BODYSTRUCTURE, a full parser in C

By requesting the BODYSTRUCTURE you can get a preview of the structure of a message without having to download it. Most E-mail clients parse this structure to the point of what they need from it. I did some searching and as I expected did few of the opensource E-mail clients do a complete parse. Some just scanned for some words, others did a reasonably well job but skipped information that they are simply not interested in. And that’s fine, if you don’t need it.

However

Soon will CONVERT be unleashed by the IMAP server developers. CONVERT is very interesting for high latency networks, mobile devices with limited display capabilities and other situations where you want to convert something in the E-mail to something else. A perfect example is scaling down the dimensions of an image that is embedded in a HTML message.

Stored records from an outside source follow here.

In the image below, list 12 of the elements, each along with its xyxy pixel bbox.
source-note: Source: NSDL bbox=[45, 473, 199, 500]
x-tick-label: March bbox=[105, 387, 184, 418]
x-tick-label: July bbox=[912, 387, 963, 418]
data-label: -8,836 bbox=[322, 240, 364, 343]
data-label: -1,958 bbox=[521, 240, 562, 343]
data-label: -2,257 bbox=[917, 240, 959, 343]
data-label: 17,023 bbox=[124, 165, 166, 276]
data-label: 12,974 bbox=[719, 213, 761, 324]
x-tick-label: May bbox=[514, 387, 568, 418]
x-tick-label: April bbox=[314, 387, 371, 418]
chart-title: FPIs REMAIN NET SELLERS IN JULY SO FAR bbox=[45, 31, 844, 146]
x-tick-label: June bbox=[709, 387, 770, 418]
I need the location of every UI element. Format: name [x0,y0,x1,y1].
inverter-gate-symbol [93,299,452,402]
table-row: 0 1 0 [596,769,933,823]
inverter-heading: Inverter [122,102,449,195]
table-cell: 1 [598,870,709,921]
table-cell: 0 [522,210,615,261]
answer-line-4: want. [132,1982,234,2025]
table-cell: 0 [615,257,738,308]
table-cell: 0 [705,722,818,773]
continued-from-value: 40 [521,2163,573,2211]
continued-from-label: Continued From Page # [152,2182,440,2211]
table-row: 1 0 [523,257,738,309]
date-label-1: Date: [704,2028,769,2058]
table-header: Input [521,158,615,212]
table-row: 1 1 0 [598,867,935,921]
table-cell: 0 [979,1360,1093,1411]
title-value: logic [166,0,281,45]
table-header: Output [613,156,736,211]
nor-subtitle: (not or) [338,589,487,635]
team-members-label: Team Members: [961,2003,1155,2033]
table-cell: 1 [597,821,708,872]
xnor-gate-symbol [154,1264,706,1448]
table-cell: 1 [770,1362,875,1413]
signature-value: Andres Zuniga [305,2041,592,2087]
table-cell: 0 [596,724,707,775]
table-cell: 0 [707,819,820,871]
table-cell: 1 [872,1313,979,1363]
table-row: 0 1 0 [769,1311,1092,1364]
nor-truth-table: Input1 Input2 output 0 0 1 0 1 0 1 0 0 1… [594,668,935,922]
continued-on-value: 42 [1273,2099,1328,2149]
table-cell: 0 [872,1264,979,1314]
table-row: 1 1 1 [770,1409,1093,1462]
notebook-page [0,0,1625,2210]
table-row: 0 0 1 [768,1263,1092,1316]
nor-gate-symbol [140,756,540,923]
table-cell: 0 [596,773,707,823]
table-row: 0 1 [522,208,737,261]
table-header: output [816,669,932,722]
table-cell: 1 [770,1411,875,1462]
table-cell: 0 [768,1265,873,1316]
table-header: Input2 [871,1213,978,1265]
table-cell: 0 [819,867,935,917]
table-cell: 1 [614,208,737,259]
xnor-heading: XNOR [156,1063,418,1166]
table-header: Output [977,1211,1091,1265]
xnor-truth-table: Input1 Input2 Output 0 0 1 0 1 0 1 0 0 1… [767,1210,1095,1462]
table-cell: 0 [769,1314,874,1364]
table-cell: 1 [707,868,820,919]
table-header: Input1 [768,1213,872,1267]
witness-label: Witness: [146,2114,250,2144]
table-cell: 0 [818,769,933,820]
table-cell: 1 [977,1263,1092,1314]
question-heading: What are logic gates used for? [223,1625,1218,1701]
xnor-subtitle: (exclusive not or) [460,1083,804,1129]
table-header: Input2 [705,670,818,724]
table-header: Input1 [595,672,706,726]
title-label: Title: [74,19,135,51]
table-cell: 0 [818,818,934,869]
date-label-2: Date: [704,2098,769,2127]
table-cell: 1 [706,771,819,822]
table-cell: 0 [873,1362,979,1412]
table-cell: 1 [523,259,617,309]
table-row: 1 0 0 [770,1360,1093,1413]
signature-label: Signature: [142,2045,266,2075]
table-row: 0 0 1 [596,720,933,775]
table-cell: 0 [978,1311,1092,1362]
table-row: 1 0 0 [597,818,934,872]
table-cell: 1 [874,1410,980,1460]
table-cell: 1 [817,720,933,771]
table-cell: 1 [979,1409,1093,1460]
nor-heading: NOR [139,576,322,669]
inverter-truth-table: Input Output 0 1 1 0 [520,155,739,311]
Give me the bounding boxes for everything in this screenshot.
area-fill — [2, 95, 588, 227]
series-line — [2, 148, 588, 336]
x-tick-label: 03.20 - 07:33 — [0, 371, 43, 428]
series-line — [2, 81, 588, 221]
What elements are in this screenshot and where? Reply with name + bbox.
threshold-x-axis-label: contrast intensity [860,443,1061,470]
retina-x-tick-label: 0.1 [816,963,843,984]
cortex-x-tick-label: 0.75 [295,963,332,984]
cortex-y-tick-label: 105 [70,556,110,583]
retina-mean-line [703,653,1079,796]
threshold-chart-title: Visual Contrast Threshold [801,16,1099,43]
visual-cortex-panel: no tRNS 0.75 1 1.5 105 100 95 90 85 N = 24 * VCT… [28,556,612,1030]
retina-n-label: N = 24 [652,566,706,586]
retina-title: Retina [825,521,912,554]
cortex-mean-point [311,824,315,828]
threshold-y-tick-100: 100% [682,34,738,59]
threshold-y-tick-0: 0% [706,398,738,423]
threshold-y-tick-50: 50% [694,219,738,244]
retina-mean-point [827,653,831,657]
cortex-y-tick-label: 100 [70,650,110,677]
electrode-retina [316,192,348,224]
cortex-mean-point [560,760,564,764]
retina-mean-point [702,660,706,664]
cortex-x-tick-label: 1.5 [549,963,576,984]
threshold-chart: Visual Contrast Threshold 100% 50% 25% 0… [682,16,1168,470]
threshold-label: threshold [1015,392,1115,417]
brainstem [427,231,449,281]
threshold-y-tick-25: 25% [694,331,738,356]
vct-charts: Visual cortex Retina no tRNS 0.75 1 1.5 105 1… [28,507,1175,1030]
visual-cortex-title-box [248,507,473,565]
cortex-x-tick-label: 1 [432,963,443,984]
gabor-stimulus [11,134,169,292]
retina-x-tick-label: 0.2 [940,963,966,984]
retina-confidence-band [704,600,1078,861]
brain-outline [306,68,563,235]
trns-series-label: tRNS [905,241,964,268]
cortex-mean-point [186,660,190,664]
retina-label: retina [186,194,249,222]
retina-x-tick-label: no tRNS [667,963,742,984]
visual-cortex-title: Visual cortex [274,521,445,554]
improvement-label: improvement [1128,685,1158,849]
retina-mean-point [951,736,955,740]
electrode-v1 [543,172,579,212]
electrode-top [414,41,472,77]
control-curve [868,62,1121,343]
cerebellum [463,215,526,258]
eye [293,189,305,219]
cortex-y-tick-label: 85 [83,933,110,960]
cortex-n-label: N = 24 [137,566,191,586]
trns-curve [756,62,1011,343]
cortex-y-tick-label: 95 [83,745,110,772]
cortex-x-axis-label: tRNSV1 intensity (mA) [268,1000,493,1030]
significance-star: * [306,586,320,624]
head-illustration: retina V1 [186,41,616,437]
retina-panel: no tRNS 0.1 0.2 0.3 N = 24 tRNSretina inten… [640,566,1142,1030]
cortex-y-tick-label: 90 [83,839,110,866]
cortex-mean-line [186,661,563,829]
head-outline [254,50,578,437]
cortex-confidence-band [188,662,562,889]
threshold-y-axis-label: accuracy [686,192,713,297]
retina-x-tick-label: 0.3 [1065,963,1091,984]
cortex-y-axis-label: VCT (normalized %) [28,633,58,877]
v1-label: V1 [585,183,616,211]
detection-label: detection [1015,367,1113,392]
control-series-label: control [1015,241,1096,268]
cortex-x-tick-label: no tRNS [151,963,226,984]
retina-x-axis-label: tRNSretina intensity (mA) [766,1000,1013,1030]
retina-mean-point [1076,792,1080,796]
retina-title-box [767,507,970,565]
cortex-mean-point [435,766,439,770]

At the Lemonade interop that we did this week I met Roger Grönberg. The company where Roger works has an interesting but quite different solution for this. To me it’s interesting because it shows how wanted such a feature is on mobiles like phones: at the SMTP server first they somehow tag each image, then they rewrite it in the E-mail by scaling it to the perfect size for your mobile (they store your mobile’s capabilities at their SMTP server), and then the SMTP server delivers it to their IMAP server. Your phone’s standard E-mail client will now get a nicely formatted E-mail. Because they tagged it they’ll revert this change when you forward the image to somebody else. So they find the original image back, and correct the forwarded E-mail with that original image.

This approach of course implies various difficulties and changing the content of the E-mail at the location of the IMAP server. Although the server can still recover from this change, of course. With Lemonade we are, however, interested in making this possible without needing such tricks.

I started my blog item with BODYSTRUCTURE, didn’t I? Let me get back to that. You can probably imagine that if you want the IMAP server to instruct converting a MIME part to something suitable for your situation, that you’ll need to have a lot of information about the original MIME part before you start converting. Right? In case of a bitmap you probably want to know about the dimensions of the original one, so that you can ask CONVERT to convert while maintaining the aspect ratio of the image.

Well. For that we need a full BODYSTRUCTURE parser. Especially the content’s parameters are needed. I know I should probably have used sexp for parsing the S-expression like structures and I know that I probably got a bunch of things wrong. I even know that this current version leaks memory. For now it’s the parsing that matters most. Next on my list is hardening it against Courier-like IMAP servers. With some versions of Courier, you never know what you’ll get.

I prepared the sample so that you can just run “./test_app.sh”. That script will fetch 10,000 BODYSTRUCTUREs from my test IMAP server and then it will start parsing them.

I hope other E-mail client authors will test this stuff and point me to bugs, send me patches. Perhaps use it in their E-mail clients as soon as it’s actually usable. If somebody wants to convert this away from glib, to no-strings-attached pure C with POSIX, or C with the Linux kernel’s library then that’s fine and cute, send me the patch.